Remembering Maria Martin: The Latina Journalist Who Showed Us What Real Representation Looks Like
She was a trailblazer, a journalist, a teacher, and a mentor. She was the custodian of our stories. You probably recognize her voice if you listened to Latino USA or NPR at some point. But Maria Emilia Martin was more than a voice; she was a stalwart representation. And that is what matters.
Maria Martin, an inspiration to many Latina journalists, passed away last Saturday of complications after a medical procedure. She was 72.
She leaves a powerful legacy as an award-winning multimedia journalist and a professional dedicated to shedding light on Latino issues and diversifying the U.S. media.
Maria Martin understood the importance of telling stories like ours
Born in Mexico and brought up in the United States, Martin was the child of a bilingual marriage — her mother was Mexican, and her father was American of Irish descent.
Her background gave her an acute understanding of issues that concerned U.S. Latinos and Latin America and a sharp focus on her work.
She spells it out in her book, “Crossing Borders, Building Bridges: A Journalist’s Heart in Latin America,” which recounts her journey as a child living in two countries and as a Latina in the media.
“In many ways, the borders I have crossed all my life and the bridges of cross-cultural understanding I’ve attempted to create through radio all began in my family,” she wrote.
Martin believed there was a “greater need for radio and media to play a substantive role in bridging cultures and creating understanding through fair, accurate, and inclusive information.”
Understanding that Latinos are not monolithic, she wanted to create a vehicle that would portray the whole of our experience
This was no easy task because only some traditional media outlets considered Latino news essential or profitable. But she knew better.

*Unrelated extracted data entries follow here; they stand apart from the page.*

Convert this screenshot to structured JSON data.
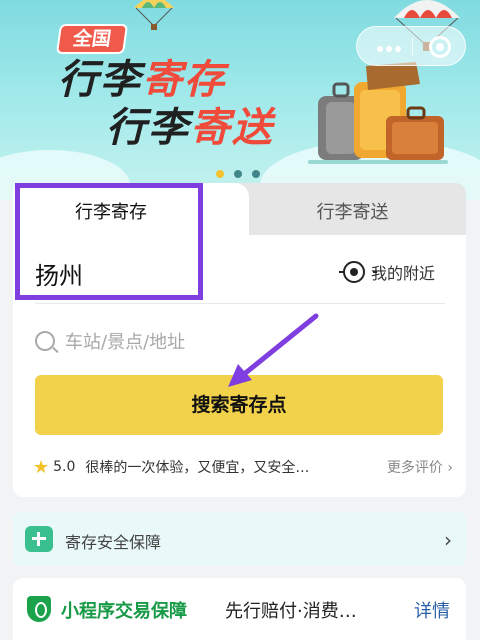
{
  "banner": {
    "badge": "全国",
    "line1_dark": "行李",
    "line1_red": "寄存",
    "line2_dark": "行李",
    "line2_red": "寄送"
  },
  "tabs": [
    {
      "label": "行李寄存",
      "active": true
    },
    {
      "label": "行李寄送",
      "active": false
    }
  ],
  "location": {
    "city": "扬州",
    "nearby_label": "我的附近"
  },
  "search": {
    "placeholder": "车站/景点/地址",
    "button_label": "搜索寄存点"
  },
  "review": {
    "score": "5.0",
    "text": "很棒的一次体验，又便宜，又安全…",
    "more": "更多评价"
  },
  "security": {
    "label": "寄存安全保障"
  },
  "guarantee": {
    "title": "小程序交易保障",
    "desc": "先行赔付·消费…",
    "link": "详情"
  },
  "colors": {
    "accent_yellow": "#f2d24b",
    "brand_red": "#f04a3a",
    "annotation_purple": "#7f3fe0",
    "guarantee_green": "#179a45"
  }
}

After obtaining a Master’s degree in journalism from Ohio State University, she started working as a journalist in the 1970s when there were hardly any Latinas in U.S. newsrooms.
Martin was one of the first Latina news directors at the only U.S. bilingual radio station — KBBF, in California. She went on to work at NPR editing “Latin File.” She became the sole “Latino Affairs” editor on NPR’s national desk shortly after that.
“These weren’t the easiest years of my life as I attempted to make Latino and Latin American issues a greater part of the network’s coverage,” she wrote in her book.
In the 90s, while still at NPR, the Austin member station KUT came up with a groundbreaking proposal. Why not create a weekly radio journal of news and events that interest Latinos?
She took a leave of absence from NPR, and “Latino USA” was born
Martin created a place, as she explained in her book, “for Latinos to feel at home — where Puerto Ricans could learn about Mexican-Americans and Cubans about Dominicans and Central Americans and vice versa.”
“Imagine the sounds of Calle Ocho and the Bronx and the fields of Fresno. These stories were crying to be told. But also the need was for Latinos to perhaps have more solidarity with each other,” she said in an NPR interview.
Besides developing a cadre of watershed programs like “Latino USA” and Después de las Guerras: Central America After the Wars, Martin received a Fulbright and several Knight Fellowships, including the John S. Knight Professional Journalism Fellowship at Stanford University.
In 2015, Martin was inducted into the Hall of Fame of the National Association of Hispanic Journalists
After leaving “Latino USA,” Martin founded her own media, Graciasvida Center for Media, a nonprofit based in Texas and Antigua, Guatemala, where she lived.
Its purpose was to nurture independent journalism that had the public’s interest at its heart.
Throughout a long and arduous career, the values of inclusivity, diversity, and reflection of all of society’s voices guided Martin’s journalism. That is her gift to all Latino journalists who dare come after.